Maybe this is by design, but could somebody explain why it behaves like this?
I'm writing an android app with Xamarin in Visual Studio 2015.
I downloaded this example, and was trying to make it a little more simpler to use.
Here is the method being called by my code, which works fine.
private List<Android.Support.V4.App.Fragment> _fragmentList = new List<Android.Support.V4.App.Fragment>();
public void AddFragmentView(Func<LayoutInflater, ViewGroup, Bundle, View> view)
{
_fragmentList.Add(new GenericViewPagerFragment(view));
}
The next method works fine, as expected.
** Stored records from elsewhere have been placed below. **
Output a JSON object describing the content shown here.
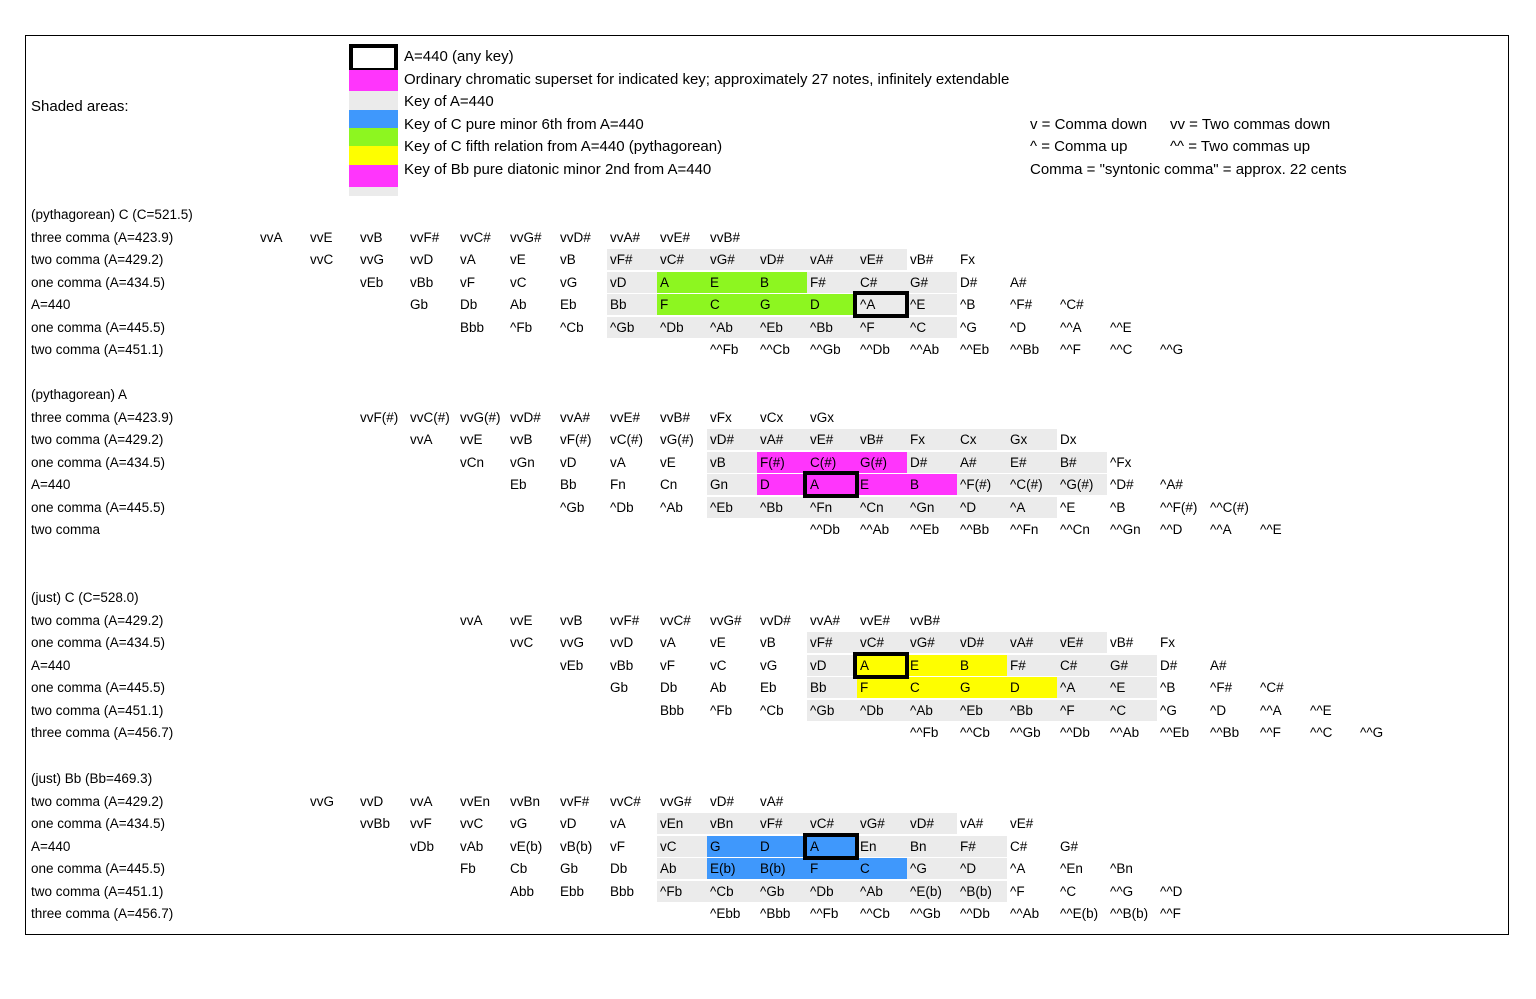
{
  "shaded_areas_label": "Shaded areas:",
  "hl_colors": {
    "g": "#ebebeb",
    "G": "#8df620",
    "M": "#ff35fc",
    "Y": "#fefe00",
    "B": "#3f98fc"
  },
  "legend": {
    "swatches": [
      {
        "name": "a440-any-key-swatch",
        "color": "#ffffff",
        "outlined": true
      },
      {
        "name": "chromatic-superset-swatch",
        "color": "#ff35fc"
      },
      {
        "name": "key-of-a440-swatch",
        "color": "#ebebeb"
      },
      {
        "name": "blue-key-swatch",
        "color": "#3f98fc"
      },
      {
        "name": "green-key-swatch",
        "color": "#8df620"
      },
      {
        "name": "yellow-key-swatch",
        "color": "#fefe00"
      },
      {
        "name": "magenta-key-swatch",
        "color": "#ff35fc"
      },
      {
        "name": "gray-tail-swatch",
        "color": "#ebebeb"
      }
    ],
    "lines": [
      "A=440 (any key)",
      "Ordinary chromatic superset for indicated key; approximately 27 notes, infinitely extendable",
      "Key of A=440",
      "Key of C pure minor 6th from A=440",
      "Key of C fifth relation from A=440 (pythagorean)",
      "Key of Bb pure diatonic minor 2nd from A=440"
    ],
    "notes": [
      {
        "left": "v = Comma down",
        "right": "vv = Two commas down"
      },
      {
        "left": "^ = Comma up",
        "right": "^^ = Two commas up"
      },
      {
        "left": "Comma = \"syntonic comma\" = approx. 22 cents",
        "right": ""
      }
    ]
  },
  "chart_data": {
    "type": "table",
    "description": "Comma-level pitch lattice; columns are fifth-chain positions, rows are syntonic comma offsets from A=440",
    "sections": [
      {
        "title": "(pythagorean) C (C=521.5)",
        "rows": [
          {
            "label": "three comma (A=423.9)",
            "start": 0,
            "cells": [
              "vvA",
              "vvE",
              "vvB",
              "vvF#",
              "vvC#",
              "vvG#",
              "vvD#",
              "vvA#",
              "vvE#",
              "vvB#"
            ]
          },
          {
            "label": "two comma (A=429.2)",
            "start": 1,
            "cells": [
              "vvC",
              "vvG",
              "vvD",
              "vA",
              "vE",
              "vB",
              [
                "vF#",
                "g"
              ],
              [
                "vC#",
                "g"
              ],
              [
                "vG#",
                "g"
              ],
              [
                "vD#",
                "g"
              ],
              [
                "vA#",
                "g"
              ],
              [
                "vE#",
                "g"
              ],
              "vB#",
              "Fx"
            ]
          },
          {
            "label": "one comma (A=434.5)",
            "start": 2,
            "cells": [
              "vEb",
              "vBb",
              "vF",
              "vC",
              "vG",
              [
                "vD",
                "g"
              ],
              [
                "A",
                "G"
              ],
              [
                "E",
                "G"
              ],
              [
                "B",
                "G"
              ],
              [
                "F#",
                "g"
              ],
              [
                "C#",
                "g"
              ],
              [
                "G#",
                "g"
              ],
              "D#",
              "A#"
            ]
          },
          {
            "label": "A=440",
            "start": 3,
            "cells": [
              "Gb",
              "Db",
              "Ab",
              "Eb",
              [
                "Bb",
                "g"
              ],
              [
                "F",
                "G"
              ],
              [
                "C",
                "G"
              ],
              [
                "G",
                "G"
              ],
              [
                "D",
                "G"
              ],
              [
                "^A",
                "g",
                1
              ],
              [
                "^E",
                "g"
              ],
              "^B",
              "^F#",
              "^C#"
            ]
          },
          {
            "label": "one comma (A=445.5)",
            "start": 4,
            "cells": [
              "Bbb",
              "^Fb",
              "^Cb",
              [
                "^Gb",
                "g"
              ],
              [
                "^Db",
                "g"
              ],
              [
                "^Ab",
                "g"
              ],
              [
                "^Eb",
                "g"
              ],
              [
                "^Bb",
                "g"
              ],
              [
                "^F",
                "g"
              ],
              [
                "^C",
                "g"
              ],
              "^G",
              "^D",
              "^^A",
              "^^E"
            ]
          },
          {
            "label": "two comma (A=451.1)",
            "start": 9,
            "cells": [
              "^^Fb",
              "^^Cb",
              "^^Gb",
              "^^Db",
              "^^Ab",
              "^^Eb",
              "^^Bb",
              "^^F",
              "^^C",
              "^^G"
            ]
          }
        ]
      },
      {
        "title": "(pythagorean) A",
        "rows": [
          {
            "label": "three comma (A=423.9)",
            "start": 2,
            "cells": [
              "vvF(#)",
              "vvC(#)",
              "vvG(#)",
              "vvD#",
              "vvA#",
              "vvE#",
              "vvB#",
              "vFx",
              "vCx",
              "vGx"
            ]
          },
          {
            "label": "two comma (A=429.2)",
            "start": 3,
            "cells": [
              "vvA",
              "vvE",
              "vvB",
              "vF(#)",
              "vC(#)",
              "vG(#)",
              [
                "vD#",
                "g"
              ],
              [
                "vA#",
                "g"
              ],
              [
                "vE#",
                "g"
              ],
              [
                "vB#",
                "g"
              ],
              [
                "Fx",
                "g"
              ],
              [
                "Cx",
                "g"
              ],
              [
                "Gx",
                "g"
              ],
              "Dx"
            ]
          },
          {
            "label": "one comma (A=434.5)",
            "start": 4,
            "cells": [
              "vCn",
              "vGn",
              "vD",
              "vA",
              "vE",
              [
                "vB",
                "g"
              ],
              [
                "F(#)",
                "M"
              ],
              [
                "C(#)",
                "M"
              ],
              [
                "G(#)",
                "M"
              ],
              [
                "D#",
                "g"
              ],
              [
                "A#",
                "g"
              ],
              [
                "E#",
                "g"
              ],
              [
                "B#",
                "g"
              ],
              "^Fx"
            ]
          },
          {
            "label": "A=440",
            "start": 5,
            "cells": [
              "Eb",
              "Bb",
              "Fn",
              "Cn",
              [
                "Gn",
                "g"
              ],
              [
                "D",
                "M"
              ],
              [
                "A",
                "M",
                1
              ],
              [
                "E",
                "M"
              ],
              [
                "B",
                "M"
              ],
              [
                "^F(#)",
                "g"
              ],
              [
                "^C(#)",
                "g"
              ],
              [
                "^G(#)",
                "g"
              ],
              "^D#",
              "^A#"
            ]
          },
          {
            "label": "one comma (A=445.5)",
            "start": 6,
            "cells": [
              "^Gb",
              "^Db",
              "^Ab",
              [
                "^Eb",
                "g"
              ],
              [
                "^Bb",
                "g"
              ],
              [
                "^Fn",
                "g"
              ],
              [
                "^Cn",
                "g"
              ],
              [
                "^Gn",
                "g"
              ],
              [
                "^D",
                "g"
              ],
              [
                "^A",
                "g"
              ],
              "^E",
              "^B",
              "^^F(#)",
              "^^C(#)"
            ]
          },
          {
            "label": "two comma",
            "start": 11,
            "cells": [
              "^^Db",
              "^^Ab",
              "^^Eb",
              "^^Bb",
              "^^Fn",
              "^^Cn",
              "^^Gn",
              "^^D",
              "^^A",
              "^^E"
            ]
          }
        ]
      },
      {
        "title": "(just) C (C=528.0)",
        "rows": [
          {
            "label": "two comma (A=429.2)",
            "start": 4,
            "cells": [
              "vvA",
              "vvE",
              "vvB",
              "vvF#",
              "vvC#",
              "vvG#",
              "vvD#",
              "vvA#",
              "vvE#",
              "vvB#"
            ]
          },
          {
            "label": "one comma (A=434.5)",
            "start": 5,
            "cells": [
              "vvC",
              "vvG",
              "vvD",
              "vA",
              "vE",
              "vB",
              [
                "vF#",
                "g"
              ],
              [
                "vC#",
                "g"
              ],
              [
                "vG#",
                "g"
              ],
              [
                "vD#",
                "g"
              ],
              [
                "vA#",
                "g"
              ],
              [
                "vE#",
                "g"
              ],
              "vB#",
              "Fx"
            ]
          },
          {
            "label": "A=440",
            "start": 6,
            "cells": [
              "vEb",
              "vBb",
              "vF",
              "vC",
              "vG",
              [
                "vD",
                "g"
              ],
              [
                "A",
                "Y",
                1
              ],
              [
                "E",
                "Y"
              ],
              [
                "B",
                "Y"
              ],
              [
                "F#",
                "g"
              ],
              [
                "C#",
                "g"
              ],
              [
                "G#",
                "g"
              ],
              "D#",
              "A#"
            ]
          },
          {
            "label": "one comma (A=445.5)",
            "start": 7,
            "cells": [
              "Gb",
              "Db",
              "Ab",
              "Eb",
              [
                "Bb",
                "g"
              ],
              [
                "F",
                "Y"
              ],
              [
                "C",
                "Y"
              ],
              [
                "G",
                "Y"
              ],
              [
                "D",
                "Y"
              ],
              [
                "^A",
                "g"
              ],
              [
                "^E",
                "g"
              ],
              "^B",
              "^F#",
              "^C#"
            ]
          },
          {
            "label": "two comma (A=451.1)",
            "start": 8,
            "cells": [
              "Bbb",
              "^Fb",
              "^Cb",
              [
                "^Gb",
                "g"
              ],
              [
                "^Db",
                "g"
              ],
              [
                "^Ab",
                "g"
              ],
              [
                "^Eb",
                "g"
              ],
              [
                "^Bb",
                "g"
              ],
              [
                "^F",
                "g"
              ],
              [
                "^C",
                "g"
              ],
              "^G",
              "^D",
              "^^A",
              "^^E"
            ]
          },
          {
            "label": "three comma (A=456.7)",
            "start": 13,
            "cells": [
              "^^Fb",
              "^^Cb",
              "^^Gb",
              "^^Db",
              "^^Ab",
              "^^Eb",
              "^^Bb",
              "^^F",
              "^^C",
              "^^G"
            ]
          }
        ]
      },
      {
        "title": "(just) Bb (Bb=469.3)",
        "rows": [
          {
            "label": "two comma (A=429.2)",
            "start": 1,
            "cells": [
              "vvG",
              "vvD",
              "vvA",
              "vvEn",
              "vvBn",
              "vvF#",
              "vvC#",
              "vvG#",
              "vD#",
              "vA#"
            ]
          },
          {
            "label": "one comma (A=434.5)",
            "start": 2,
            "cells": [
              "vvBb",
              "vvF",
              "vvC",
              "vG",
              "vD",
              "vA",
              [
                "vEn",
                "g"
              ],
              [
                "vBn",
                "g"
              ],
              [
                "vF#",
                "g"
              ],
              [
                "vC#",
                "g"
              ],
              [
                "vG#",
                "g"
              ],
              [
                "vD#",
                "g"
              ],
              "vA#",
              "vE#"
            ]
          },
          {
            "label": "A=440",
            "start": 3,
            "cells": [
              "vDb",
              "vAb",
              "vE(b)",
              "vB(b)",
              "vF",
              [
                "vC",
                "g"
              ],
              [
                "G",
                "B"
              ],
              [
                "D",
                "B"
              ],
              [
                "A",
                "B",
                1
              ],
              [
                "En",
                "g"
              ],
              [
                "Bn",
                "g"
              ],
              [
                "F#",
                "g"
              ],
              "C#",
              "G#"
            ]
          },
          {
            "label": "one comma (A=445.5)",
            "start": 4,
            "cells": [
              "Fb",
              "Cb",
              "Gb",
              "Db",
              [
                "Ab",
                "g"
              ],
              [
                "E(b)",
                "B"
              ],
              [
                "B(b)",
                "B"
              ],
              [
                "F",
                "B"
              ],
              [
                "C",
                "B"
              ],
              [
                "^G",
                "g"
              ],
              [
                "^D",
                "g"
              ],
              "^A",
              "^En",
              "^Bn"
            ]
          },
          {
            "label": "two comma (A=451.1)",
            "start": 5,
            "cells": [
              "Abb",
              "Ebb",
              "Bbb",
              [
                "^Fb",
                "g"
              ],
              [
                "^Cb",
                "g"
              ],
              [
                "^Gb",
                "g"
              ],
              [
                "^Db",
                "g"
              ],
              [
                "^Ab",
                "g"
              ],
              [
                "^E(b)",
                "g"
              ],
              [
                "^B(b)",
                "g"
              ],
              "^F",
              "^C",
              "^^G",
              "^^D"
            ]
          },
          {
            "label": "three comma (A=456.7)",
            "start": 9,
            "cells": [
              "^Ebb",
              "^Bbb",
              "^^Fb",
              "^^Cb",
              "^^Gb",
              "^^Db",
              "^^Ab",
              "^^E(b)",
              "^^B(b)",
              "^^F"
            ]
          }
        ]
      }
    ]
  }
}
I'm passing it a list of numbers associated with my layout files.
public void AddViewsToFragmentList(List<int> views)
{
for(int j=0; j<views.Count; j++)
{
int viewIndex = views[j];
AddFragmentView((i, v, b) =>
{
var view = i.Inflate(viewIndex, v, false);
return view;
}
);
}
}
Now, if I don't create the viewIndex variable first, but simply pass it that index, it is giving me an index out of range error.
public void AddViewsToFragmentList(List<int> views)
{
for(int j=0; j<views.Count; j++)
{
AddFragmentView((i, v, b) =>
{
var view = i.Inflate(views[j], v, false); //errors here when it gets to 3, which it should never reach
return view;
}
);
}
}
Is there some reason why even though I told my loop to stop when it reaches the list count that it is still trying to run the code in my loop? Once j becomes 3, it should stop the loop and never get to that function, right?